Personally, I actively hate the silent viewing. I am actively angered by audience members who say shut up, don't feel, don't express, to other audience members. Especially when I want to respond to the gift that the performers are giving me. So how can we create an environment/dialogue with audiences to negotiate the kind of interaction we will have? This might be a lot of work, but I think it's worth it. Because if audience response is something that makes the performers frustrated or interrupts the experience of others, then lets talk about how we want to work here. What can we agree on? What is the aesthetic of this performance? What is the language of sharing?  Because I can accept if someone can't hear or if the performers want to share into a silent house or if they prefer for an audience to be toned down, but then I want to have some kind of dialogue rather than expectations which are "known" and "expected" and used to slap audience members around.

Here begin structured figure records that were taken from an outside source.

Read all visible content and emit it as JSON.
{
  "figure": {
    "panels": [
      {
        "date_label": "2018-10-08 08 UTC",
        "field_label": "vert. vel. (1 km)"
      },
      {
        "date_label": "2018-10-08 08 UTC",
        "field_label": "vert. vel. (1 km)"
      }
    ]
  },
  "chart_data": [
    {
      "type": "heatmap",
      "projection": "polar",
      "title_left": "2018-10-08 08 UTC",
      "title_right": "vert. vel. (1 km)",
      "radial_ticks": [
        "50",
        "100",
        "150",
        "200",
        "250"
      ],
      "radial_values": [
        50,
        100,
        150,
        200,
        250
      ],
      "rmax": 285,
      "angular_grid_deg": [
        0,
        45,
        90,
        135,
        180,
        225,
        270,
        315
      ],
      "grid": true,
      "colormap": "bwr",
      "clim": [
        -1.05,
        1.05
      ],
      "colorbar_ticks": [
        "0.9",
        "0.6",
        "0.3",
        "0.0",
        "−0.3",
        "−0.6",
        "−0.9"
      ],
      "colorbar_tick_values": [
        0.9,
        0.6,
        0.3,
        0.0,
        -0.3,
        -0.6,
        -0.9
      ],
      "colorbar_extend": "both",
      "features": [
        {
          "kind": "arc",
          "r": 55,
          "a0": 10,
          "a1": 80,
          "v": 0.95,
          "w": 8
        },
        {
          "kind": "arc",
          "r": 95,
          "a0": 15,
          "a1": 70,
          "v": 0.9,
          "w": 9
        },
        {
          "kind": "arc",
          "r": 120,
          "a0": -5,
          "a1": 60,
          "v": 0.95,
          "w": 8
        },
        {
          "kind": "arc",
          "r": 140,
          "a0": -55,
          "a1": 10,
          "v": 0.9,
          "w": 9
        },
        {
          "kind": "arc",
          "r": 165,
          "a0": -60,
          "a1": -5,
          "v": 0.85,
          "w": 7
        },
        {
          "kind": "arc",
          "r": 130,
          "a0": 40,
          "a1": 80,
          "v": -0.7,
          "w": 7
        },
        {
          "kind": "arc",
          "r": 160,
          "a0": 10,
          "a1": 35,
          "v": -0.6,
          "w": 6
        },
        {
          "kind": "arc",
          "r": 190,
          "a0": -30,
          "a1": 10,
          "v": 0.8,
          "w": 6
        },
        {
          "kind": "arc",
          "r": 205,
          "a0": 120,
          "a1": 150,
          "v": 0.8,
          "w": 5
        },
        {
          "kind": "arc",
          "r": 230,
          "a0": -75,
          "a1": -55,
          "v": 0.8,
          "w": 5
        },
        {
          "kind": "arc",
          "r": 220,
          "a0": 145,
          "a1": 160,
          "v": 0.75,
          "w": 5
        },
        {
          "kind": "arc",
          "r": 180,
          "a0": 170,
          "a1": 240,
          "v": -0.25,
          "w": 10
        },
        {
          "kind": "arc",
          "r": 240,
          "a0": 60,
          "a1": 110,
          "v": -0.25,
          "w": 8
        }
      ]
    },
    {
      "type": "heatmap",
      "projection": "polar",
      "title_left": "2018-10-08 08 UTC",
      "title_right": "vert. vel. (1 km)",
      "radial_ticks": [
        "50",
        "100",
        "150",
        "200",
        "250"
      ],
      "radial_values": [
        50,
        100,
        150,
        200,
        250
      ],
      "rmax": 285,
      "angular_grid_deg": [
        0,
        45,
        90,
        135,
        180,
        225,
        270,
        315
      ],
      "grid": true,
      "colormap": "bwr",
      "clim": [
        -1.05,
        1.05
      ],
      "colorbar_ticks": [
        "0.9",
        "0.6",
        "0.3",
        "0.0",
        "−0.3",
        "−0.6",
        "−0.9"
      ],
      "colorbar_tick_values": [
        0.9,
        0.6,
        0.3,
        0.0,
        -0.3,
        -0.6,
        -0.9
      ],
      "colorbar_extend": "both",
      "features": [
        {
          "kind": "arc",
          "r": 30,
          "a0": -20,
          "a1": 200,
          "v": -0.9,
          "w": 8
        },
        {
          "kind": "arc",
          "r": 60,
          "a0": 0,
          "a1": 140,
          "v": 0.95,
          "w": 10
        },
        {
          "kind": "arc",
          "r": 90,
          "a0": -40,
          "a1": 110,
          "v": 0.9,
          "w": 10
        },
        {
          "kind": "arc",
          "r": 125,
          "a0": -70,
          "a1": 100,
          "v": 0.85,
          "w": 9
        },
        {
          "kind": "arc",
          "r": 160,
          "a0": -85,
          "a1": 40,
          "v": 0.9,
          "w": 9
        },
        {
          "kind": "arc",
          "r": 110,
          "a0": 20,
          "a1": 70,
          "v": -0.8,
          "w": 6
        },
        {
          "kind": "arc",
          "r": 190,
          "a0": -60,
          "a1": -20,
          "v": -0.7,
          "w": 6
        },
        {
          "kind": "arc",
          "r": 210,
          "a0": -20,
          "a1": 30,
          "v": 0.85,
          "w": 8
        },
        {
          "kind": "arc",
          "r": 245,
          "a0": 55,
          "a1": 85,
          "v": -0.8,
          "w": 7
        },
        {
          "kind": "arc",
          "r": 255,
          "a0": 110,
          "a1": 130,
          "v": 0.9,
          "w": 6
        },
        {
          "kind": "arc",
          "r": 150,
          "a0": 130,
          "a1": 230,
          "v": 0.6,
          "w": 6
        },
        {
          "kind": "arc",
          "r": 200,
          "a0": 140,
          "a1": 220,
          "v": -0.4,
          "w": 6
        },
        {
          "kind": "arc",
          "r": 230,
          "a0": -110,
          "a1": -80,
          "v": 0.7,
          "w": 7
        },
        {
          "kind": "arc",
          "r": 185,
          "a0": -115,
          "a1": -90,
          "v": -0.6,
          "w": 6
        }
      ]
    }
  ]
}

One of my favorite examples of this was actually at Stratford, during a performance of Cimbeline when an audience member's cell phone rang. The actors stopped the scene and waited. It took a while and as it continued to ring, one actor turned and looked into the audience toward the ringing. The audience laughed. We understood. The actors clearly communicated that they heard us and knew that things happen. The moment was acknowledged and we all continued. It was live performance! The audience and the actors were both part of this. The moment ended and the show continued. I felt warm and fuzzy about the experience. My anger/irritation with the ringer dissipated and I didn't miss anything in the show. In fact, I felt closer to them because they had acknowledged our part in the event as audience members.

Along these lines, I come to a second small essay of Sarah Ruhl's: "Buber and the stage" which is about Martin Buber's conception of interrelational roles specifically I and Thou. Ruhl asks "How to give an audience an I/Thou relationship with the stage rather than an I/It relationship with the stage?" (111)

How can the audience be encouraged to see and respond to what is happening on stage as an unfolding present gift of sharing from person entities rather than as a presented object/product? Additionally, How can the stage/performers see and respond to what is happening the audience as a gift of attention and response from a group of thou's rather than an reduced "it"--a fickle group think beast?



Ruhl notes "I'm not sure if this desire to create a "thou" in the theater is shared in the contemporary American climate, where is seems we put all our efforts into becoming more of an "it"--glossy, cinematic, bold." (112)

This product oriented theater which asks "was it good?" instead of "what happened?" is one which encourages it relationships. We look at the product of the performance and nitpick through it. I'm as guilty of this as the next person. I often feel a little ungenerous, but I also see productions which focus on a glossy product--if that is the focus, in which a forth wall is imposed and the actors are directed to ignore the audience, it is much easier to fall into treating it as an object. Is this wrong? I don't know. But I do know that I have found piece in which the performance acknowledges and dialogues with the audience in some way to be moving in a way that does not require perfection, glossy or otherwise.

Being acknowledged and shared with allows me to find things wonderful that are imperfect, find things moving even when I see another way to do it, feel included even if I disagree.

I think sharing is one of the huge things that differentiates live performance from filmed, broadcast, painted, or written.

So, how can we acknowledge the experience together as audience and performance? Whether we like sports arena style response (eating, drinking, carousing) or hushed attention? How can we foster I/Thou performances?